- Mwiki Location of Mwiki in Kenya
- Coordinates: 1°13′25″S 36°55′52″E﻿ / ﻿1.22361°S 36.93111°E
- Country: Kenya
- County: Nairobi City and Kiambu
- Sub-county: Kasarani and Githurai

= Mwiki =

Neighbourhood in Kiambu and Nairobi counties, Kenya

Mwiki is a neighbourhood that is growing rapidly in the counties of Nairobi and Kiambu. It is approximately 14 km northeast of the central business district of Nairobi. Due to its transregional nature, the part of Mwiki that is within Nairobi is referred as Kasarani Mwiki while the other portion domiciled in Kiambu is referred as Githurai Mwiki.

The two Mwiki regions are separated by the Gatharaini River (Kasarani River) as it flows downstream in an easterly direction to join the Nairobi River.

==Location==
Mwiki is located approximately 14 km northeast of Nairobi's central business district. Kasarani Mwiki is straddled by the Kasarani-Mwiki Road, off Thika Road. Githurai-Mwiki is considered part of the larger Githurai 45 area. Electorally, Mwiki is placed under two constituencies: with Githurai Mwiki being under Ruiru, while Kasarani Mwiki under Kasarani. Mwiki also falls into two administrative areas of Nairobi and Kiambu: Kasarani Mwiki in Nairobi's Kasarani Sub-county, while Githurai Mwiki is administratively managed by the Kiambu's Githurai Sub-county.

==Overview==
Mwiki is popularly known in two ways, depending on location: Githurai Mwiki and Kasarani Mwiki. Githurai Mwiki is generally a high-density housing and low-income neighbourhood with closely built structures. Residents especially in Githurai Mwiki struggle with limited or poor infrastructure such as schools, due to the growing population. This led to the government to split Ruiru Sub-county (Note: Ruiru Sub-county shared common boundaries with Ruiru Constituency) into two: Ruiru and Githurai sub-counties. Mwiki in general has struggled with poor roads, that deem the area inaccessible.

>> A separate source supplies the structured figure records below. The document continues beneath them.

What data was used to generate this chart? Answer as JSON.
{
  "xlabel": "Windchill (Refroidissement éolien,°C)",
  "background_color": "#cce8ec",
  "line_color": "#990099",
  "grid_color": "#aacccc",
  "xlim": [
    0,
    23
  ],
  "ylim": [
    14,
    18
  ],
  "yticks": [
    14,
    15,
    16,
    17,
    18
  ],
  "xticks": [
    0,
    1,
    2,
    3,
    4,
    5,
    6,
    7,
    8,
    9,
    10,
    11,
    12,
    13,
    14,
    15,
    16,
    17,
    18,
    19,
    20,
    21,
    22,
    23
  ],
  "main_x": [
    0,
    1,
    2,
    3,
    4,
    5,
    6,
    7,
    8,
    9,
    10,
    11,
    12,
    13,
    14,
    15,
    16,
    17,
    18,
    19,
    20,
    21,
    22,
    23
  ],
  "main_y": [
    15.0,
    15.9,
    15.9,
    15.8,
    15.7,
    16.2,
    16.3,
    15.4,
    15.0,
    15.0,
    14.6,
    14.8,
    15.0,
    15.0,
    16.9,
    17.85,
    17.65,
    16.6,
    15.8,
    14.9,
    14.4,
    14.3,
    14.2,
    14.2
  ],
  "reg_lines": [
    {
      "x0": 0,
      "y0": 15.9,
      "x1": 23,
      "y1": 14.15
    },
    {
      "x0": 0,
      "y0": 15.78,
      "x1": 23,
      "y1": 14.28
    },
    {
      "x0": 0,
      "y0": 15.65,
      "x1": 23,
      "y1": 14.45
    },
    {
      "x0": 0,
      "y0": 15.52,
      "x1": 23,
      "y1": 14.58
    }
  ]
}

Mwiki has in the past also struggled with insecurity. After Uhuru's reign, a large population admitted to the fact that it is a safe space for the occupants after introduction of Mwiki Police Station sect.

==Mwiki wards==
Mwiki produces two electoral wards with the same name in the counties of Kiambu and Nairobi City: Mwiki Ward in Kiambu is one of the wards in Ruiru Constituency, while Mwiki Ward in Nairobi is one of the five electoral wards within Kasarani Constituency.